# **First (serious) training of a Neural Network!**

**Disclaimer**: large parts of the lab are taken from [Deep Learning with PyTorch: A 60 Minute Blitz](https://pytorch.org/tutorials/beginner/deep_learning_60min_blitz.html) by [Soumith Chintala](http://soumith.ch/) and lectures material of [Sebastian Goldt](https://datascience.sissa.it/research-unit/12/theory-of-neural-networks).

In [None]:
### Some starting stuff ####

%matplotlib inline

import numpy as np

import torch
import torch.nn as nn
from torchvision import datasets, transforms

import matplotlib as mpl
import matplotlib.pyplot as plt

plt.rc("font", **{"size": 12})
plt.rc("lines", linewidth=2.0)
mpl.rcParams['lines.markersize'] = 12
mpl.rcParams['lines.markeredgewidth'] = 2

# **Definition of Neural Networks by means of ``PyTorch``**

The ``torch.nn`` package is used to define and train a Neural Network (model definition). The package depends on ``autograd`` that performs the differentiation.
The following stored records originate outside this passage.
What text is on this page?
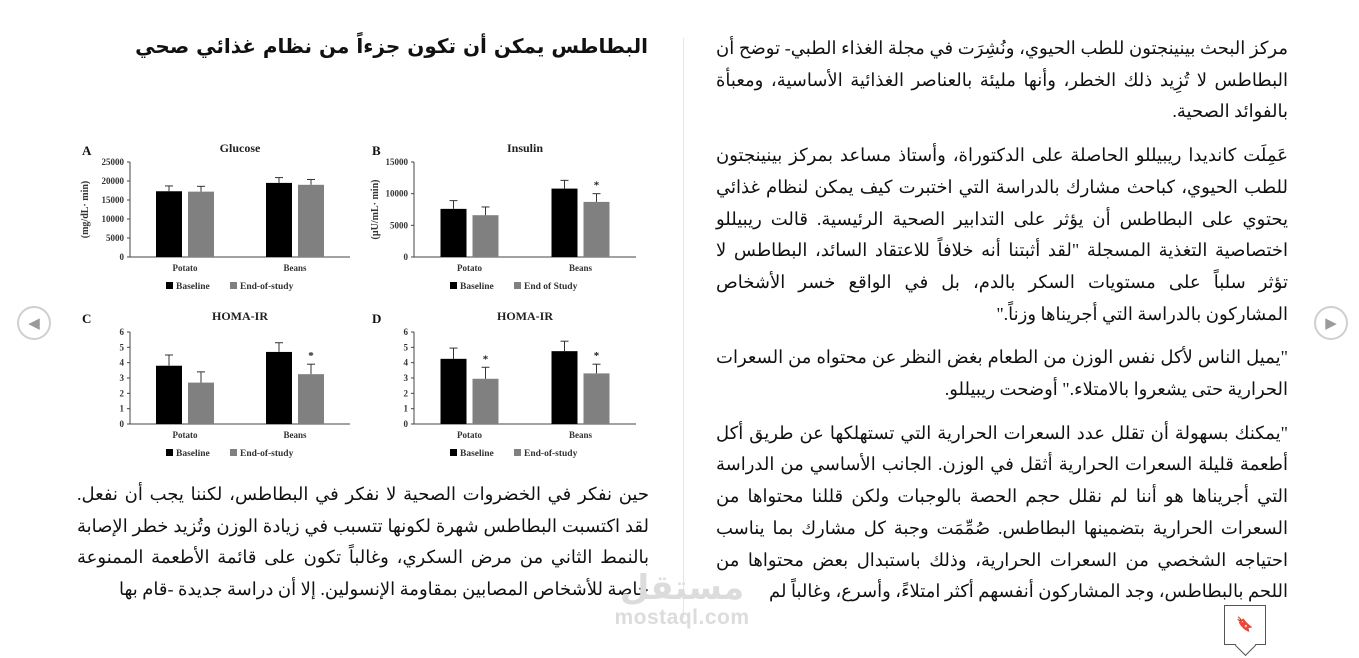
◀	▶

مركز البحث بينينجتون للطب الحيوي، ونُشِرَت في مجلة الغذاء الطبي- توضح أن البطاطس لا تُزِيد ذلك الخطر، وأنها مليئة بالعناصر الغذائية الأساسية، ومعبأة بالفوائد الصحية.

عَمِلَت كانديدا ريبيللو الحاصلة على الدكتوراة، وأستاذ مساعد بمركز بينينجتون للطب الحيوي، كباحث مشارك بالدراسة التي اختبرت كيف يمكن لنظام غذائي يحتوي على البطاطس أن يؤثر على التدابير الصحية الرئيسية. قالت ريبيللو اختصاصية التغذية المسجلة "لقد أثبتنا أنه خلافاً للاعتقاد السائد، البطاطس لا تؤثر سلباً على مستويات السكر بالدم، بل في الواقع خسر الأشخاص المشاركون بالدراسة التي أجريناها وزناً."

"يميل الناس لأكل نفس الوزن من الطعام بغض النظر عن محتواه من السعرات الحرارية حتى يشعروا بالامتلاء." أوضحت ريبيللو.

"يمكنك بسهولة أن تقلل عدد السعرات الحرارية التي تستهلكها عن طريق أكل أطعمة قليلة السعرات الحرارية أثقل في الوزن. الجانب الأساسي من الدراسة التي أجريناها هو أننا لم نقلل حجم الحصة بالوجبات ولكن قللنا محتواها من السعرات الحرارية بتضمينها البطاطس. صُمِّمَت وجبة كل مشارك بما يناسب احتياجه الشخصي من السعرات الحرارية، وذلك باستبدال بعض محتواها من اللحم بالبطاطس، وجد المشاركون أنفسهم أكثر امتلاءً، وأسرع، وغالباً لم

البطاطس يمكن أن تكون جزءاً من نظام غذائي صحي
A	Glucose
0
5000
10000
15000
20000
25000
(mg/dL· min)
Potato	Beans
Baseline	End-of-study
B	Insulin
0
5000
10000
15000
(µU/mL· min)
Potato
*
Beans
Baseline	End of Study
C	HOMA-IR
0
1
2
3
4
5
6
Potato
*
Beans
Baseline	End-of-study
D	HOMA-IR
0
1
2
3
4
5
6
*
Potato
*
Beans
Baseline	End-of-study

حين نفكر في الخضروات الصحية لا نفكر في البطاطس، لكننا يجب أن نفعل. لقد اكتسبت البطاطس شهرة لكونها تتسبب في زيادة الوزن وتُزيد خطر الإصابة بالنمط الثاني من مرض السكري، وغالباً تكون على قائمة الأطعمة الممنوعة خاصة للأشخاص المصابين بمقاومة الإنسولين. إلا أن دراسة جديدة -قام بها

مستقل
mostaql.com	🔖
A Neural Network is defined as ``nn.Module`` and its main features are: 
* the layers, 
* the ``forward`` method that process the ``input`` to predict an ``output``.
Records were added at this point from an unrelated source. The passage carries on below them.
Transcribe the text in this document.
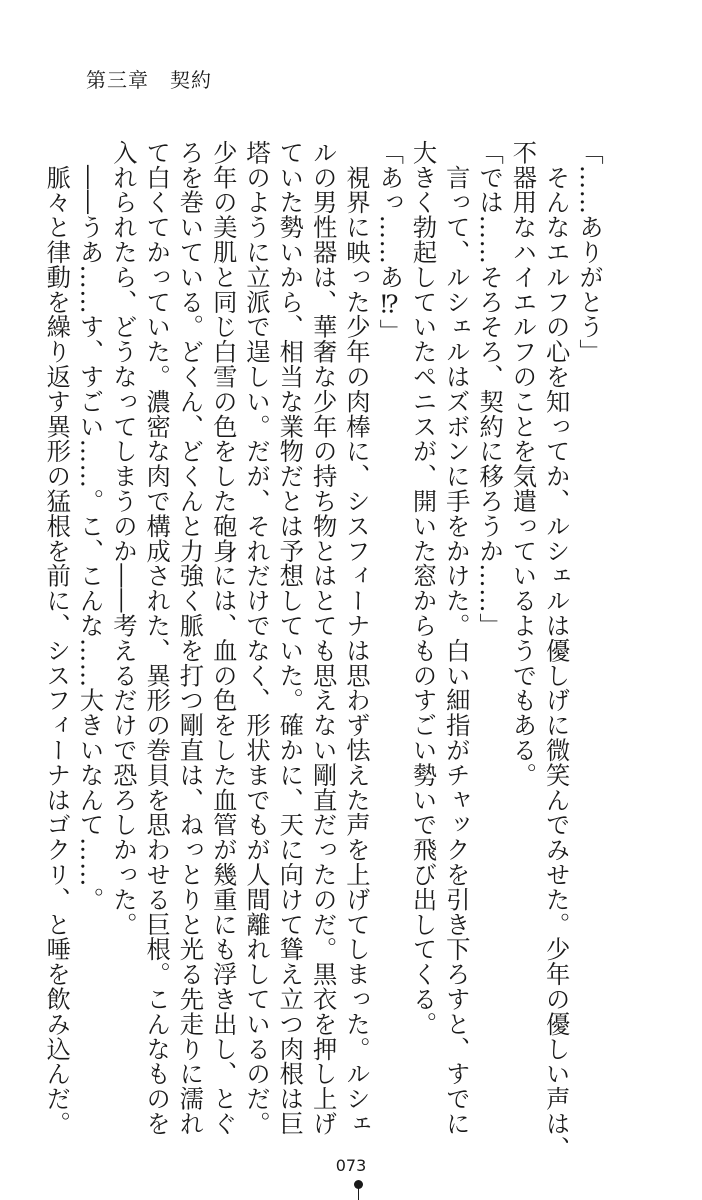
第三章　契約
「……ありがとう」
　そんなエルフの心を知ってか、ルシェルは優しげに微笑んでみせた。少年の優しい声は、
不器用なハイエルフのことを気遣っているようでもある。
「では……そろそろ、契約に移ろうか……」
　言って、ルシェルはズボンに手をかけた。白い細指がチャックを引き下ろすと、すでに
大きく勃起していたペニスが、開いた窓からものすごい勢いで飛び出してくる。
「あっ……あ⁉」
　視界に映った少年の肉棒に、シスフィーナは思わず怯えた声を上げてしまった。ルシェ
ルの男性器は、華奢な少年の持ち物とはとても思えない剛直だったのだ。黒衣を押し上げ
ていた勢いから、相当な業物だとは予想していた。確かに、天に向けて聳え立つ肉根は巨
塔のように立派で逞しい。だが、それだけでなく、形状までもが人間離れしているのだ。
少年の美肌と同じ白雪の色をした砲身には、血の色をした血管が幾重にも浮き出し、とぐ
ろを巻いている。どくん、どくんと力強く脈を打つ剛直は、ねっとりと光る先走りに濡れ
て白くてかっていた。濃密な肉で構成された、異形の巻貝を思わせる巨根。こんなものを
入れられたら、どうなってしまうのか――考えるだけで恐ろしかった。
　――うあ……す、すごい……。こ、こんな……大きいなんて……。
　脈々と律動を繰り返す異形の猛根を前に、シスフィーナはゴクリ、と唾を飲み込んだ。
073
The main passages of the training procedure are:

- The definition of the neural network and of its learnable parameters (
  weights, bias, regulatirations)
- Perform a prediction over some ``inputs`` by means of a law (weighted layers and activation functions)
- evaluate the loss (i.e. a measure to understand the distance between the prediction and the ``output``)
- use back propagation on the trainable paramters parameters
- update the trainable parameters (gradient descent-based startegies).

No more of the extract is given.